I love the open shelving on the side of the island here and the mantle above the stove. I also really love the mint green color of the island combined with the cream cabinetry and the pine colored floors. And unnoticed at first, I think the dark back splash is very interesting and the various cabinet sizes along the sides of the stove give the impression of easy access for any cook.
Speaking of interesting, I am besotted by the uniqueness and combination of the seating at this breakfast table. The half wall, the simple iron chandelier and the upholstery at the table opposite those on the pillows of the bench behind are all absolutely fantastic! It really adds dimension when fabrics in different patterns but like colors are combined. DO try this at home!!
This kitchen is so bright and cheerful it makes me happy just looking at this photograph! What's not to love? From the ceiling to the windows, the incredible stove top to the built in breakfast table via extended island - it's perfect for a family and kids! I especially love the extra storage cabinets on the side of the island. . .who doesn't need that, right? The only thing I would change here is the wall color - that brown is blah. Wouldn't a pale blue or a soft grey look outstanding here?!
I think that I was drawn to this kitchen by the 1) cabinetry color, 2) the open shelving on the island, 3) the bead board on the inside of the shelving and 4) the floors. This feels very cottagey and cozy to me. I look at it and sort of envision it as the focal point of a smaller home and in my head, I can already see a big dog sleeping on the floor while a baby crawls around. . .
At first I thought I would change the lighting, but upon closer examination, this kitchen has so much going on, a different light fixture would only make it feel busier and compete with everything else.
Where is Martha Stewart? The clean sterile white of this kitchen is INCREDIBLE! I love, love, love, the mantle over the stove, the FABULOUS second island in front of the stove, the industrial stools and lighting, the minimal use of color, the BREATHTAKING floors, the great use of storage up top over the sink.
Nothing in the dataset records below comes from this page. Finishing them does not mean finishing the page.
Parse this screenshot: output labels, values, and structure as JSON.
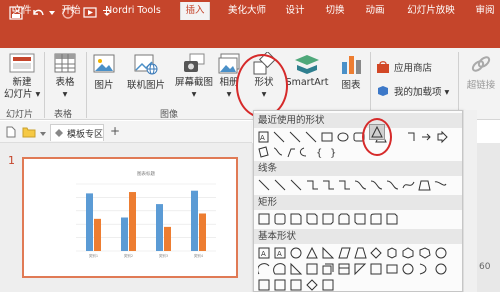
{
  "titlebar": {
    "color": "#c5452b"
  },
  "tabs": [
    {
      "label": "文件"
    },
    {
      "label": "开始"
    },
    {
      "label": "Nordri Tools"
    },
    {
      "label": "插入",
      "active": true
    },
    {
      "label": "美化大师"
    },
    {
      "label": "设计"
    },
    {
      "label": "切换"
    },
    {
      "label": "动画"
    },
    {
      "label": "幻灯片放映"
    },
    {
      "label": "审阅"
    }
  ],
  "ribbon": {
    "new_slide": "新建\n幻灯片 ▾",
    "table": "表格\n▾",
    "picture": "图片",
    "online_picture": "联机图片",
    "screenshot": "屏幕截图\n▾",
    "album": "相册\n▾",
    "shapes": "形状\n▾",
    "smartart": "SmartArt",
    "chart": "图表",
    "app_store": "应用商店",
    "my_addins": "我的加载项 ▾",
    "hyperlink": "超链接",
    "groups": {
      "slides": "幻灯片",
      "tables": "表格",
      "images": "图像"
    }
  },
  "thumbbar": {
    "tab_label": "模板专区",
    "add": "+"
  },
  "slide": {
    "number": "1",
    "chart_title": "图表标题"
  },
  "shapes_menu": {
    "sections": {
      "recent": "最近使用的形状",
      "lines": "线条",
      "rectangles": "矩形",
      "basic": "基本形状"
    }
  },
  "workspace": {
    "zoom_hint": "60"
  },
  "chart_data": {
    "type": "bar",
    "title": "图表标题",
    "categories": [
      "类别1",
      "类别2",
      "类别3",
      "类别4"
    ],
    "series": [
      {
        "name": "系列1",
        "values": [
          4.3,
          2.5,
          3.5,
          4.5
        ],
        "color": "#5b9bd5"
      },
      {
        "name": "系列2",
        "values": [
          2.4,
          4.4,
          1.8,
          2.8
        ],
        "color": "#ed7d31"
      }
    ],
    "ylim": [
      0,
      5
    ],
    "grid": true
  }
}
Let's face it, you'll never actually store things you use that high up, right? So, why not use it to add a little decor in an otherwise plain and simple kitchen?The blue plates on the mantle, lemons and green topiary add the small pop of color that makes an otherwise cold room feel warm.
As a side bar, for anyone who likes this look, it really only works if kept this way - clean and impeccably uncluttered.
This kitchen is not really "me" but I can appreciate the use of the french country color scheme, the open fireplace and the utility of the island doubling as a breakfast table. What feels off to me are the low ceilings. . .a few feet higher would change the entire room entirely.
I feel like I shouldn't even have to say it again, but I will: I loooove the open shelving on the island! I am also a big fan of the stools for extra seating - they are useful and as a mom, I can admit that if I had the option of using stools in my present kitchen, it would render our breakfast table completely useless. . .seriously, I'd NEVER use it! It is so much easier to just sweep all the crumbs from the counter top into the sink!
This kitchen is very reminiscent of a farm. The island/butcher block is great - I think I'd purposely start sitting piping hot things on it and cutting lots of fruits, veggies, meats etc. on it so as to build up that scratchy worn patina we all pay so much for! Kudos on the brick arch over the stove top. . .feels so cozy to me.
The blue oven here is very interesting and really pops against the cream, yellow and pine woods. I especially like that the doors are not painted the same color as the base board. . .really makes this kitchen feel old world and rustic.
This kitchen is lovely. I think anytime you are decorating while maintaining the same hues in a room, it keeps it from feeling sad and drab when one area stands out. Here that area would be the dark floors. It's a chocolate brown that feels right at home with the cream cabinetry and the greyish blue tone of the island. The chandelier is dainty, and details like the crown molding add elegance. Notice how this kitchen has at least three visible areas for sitting. . .they must like to entertain large groups too. . .
This kitchen is proof that you can have more than one wood color in a room. I think the "old school" way of people's thinking is that you choose one wood stain and every piece of furniture and flooring and cabinetry in your entire home must fall in line. This is not so. Playing with stains and colors (including actual painted wood as well) adds interest, dimension, and depth to a room. It also gives the sensation that you have spent time collecting unique antiques and pieces instead of shopping for your home all at once in the same home store. Don't be boring. Note too that the counter tops on the main part of the kitchen are a different color granite than on the island. Now THAT is playing it anything but safe!
Sure, this isn't a whole kitchen but I enjoyed it so much I felt it had to be included. It is very "Emily" - very monochromatic, clean, classic with a touch of country and the food scale adds just the right antique touch. The drawer configuration however feels like it should be in a closet but we'll let it slide because it's so darn pretty ;) In fact, this kitchen feels like it belongs in a beach condo. . .
Lastly this kitchen makes the cut for it's openness, it's classic styling (the high ceilings and the great light fixture get an A+), and the layout as it moves from kitchen to family room. I think that sort of layout is the ideal for entertainers because the truth is that inevitably whether a party starts in another room or is spread out among them, the party always ends up in the host's kitchen.
Growing up, we initially crowded around the kitchen with my family because we sampled the food being prepared, much to my mother's chagrin, then we stayed there because conversation always grew from there. Moreover, whenever a room feels like it breathes - such as this one - it makes the top grade in my book.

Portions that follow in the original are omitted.